While officials from Ticketmaster have publicly disparaged scalpers, the company’s resale division has apparently been actively making resellers’ jobs easier.

Ticketmaster did not immediately respond to Spin’s request for comment, but a rep did send the following statement to the CBC:

“As the world’s leading ticketing platform, representing thousands of teams, artists and venues, we believe it is our job to offer a marketplace that provides a safe and fair place for fans to shop, buy and sell tickets in both the primary and secondary markets.”

Update (9/20 11:27 am EST): On Thursday morning Spin received the following statement from a Ticketmaster rep:

It is categorically untrue that Ticketmaster has any program in place to enable resellers to acquire large volumes of tickets at the expense of consumers.

Ticketmaster’s Seller Code of Conduct specifically prohibits resellers from purchasing tickets that exceed the posted ticket limit for an event. In addition, our policy also prohibits the creation of fictitious user accounts for the purpose of circumventing ticket limit detection in order to amass tickets intended for resale.
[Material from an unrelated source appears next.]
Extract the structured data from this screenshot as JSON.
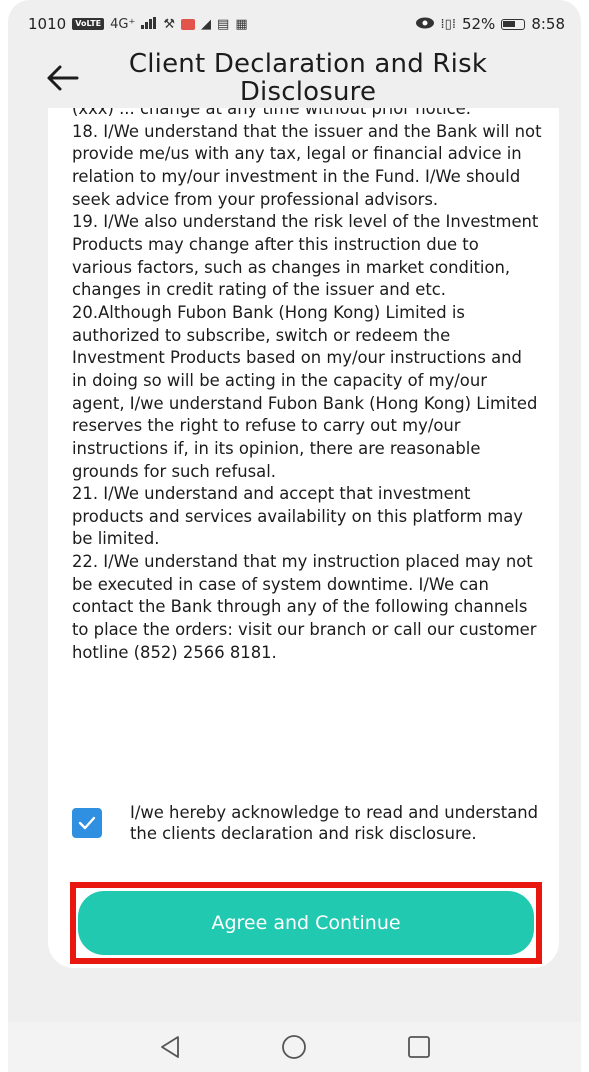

A recent CBC story found that an employee of Ticketmaster’s resale division acknowledged being aware of some resellers having as many as 200 TradeDesk accounts for this purpose (TradeDesk is Ticketmaster’s professional reseller product that allows resellers to validate and distribute tickets to multiple marketplaces). We do not condone the statements made by the employee as the conduct described clearly violates our terms of service.

The company had already begun an internal review of our professional reseller accounts and employee practices to ensure that our policies are being upheld by all stakeholders. Moving forward we will be putting additional measures in place to proactively monitor for this type of inappropriate activity.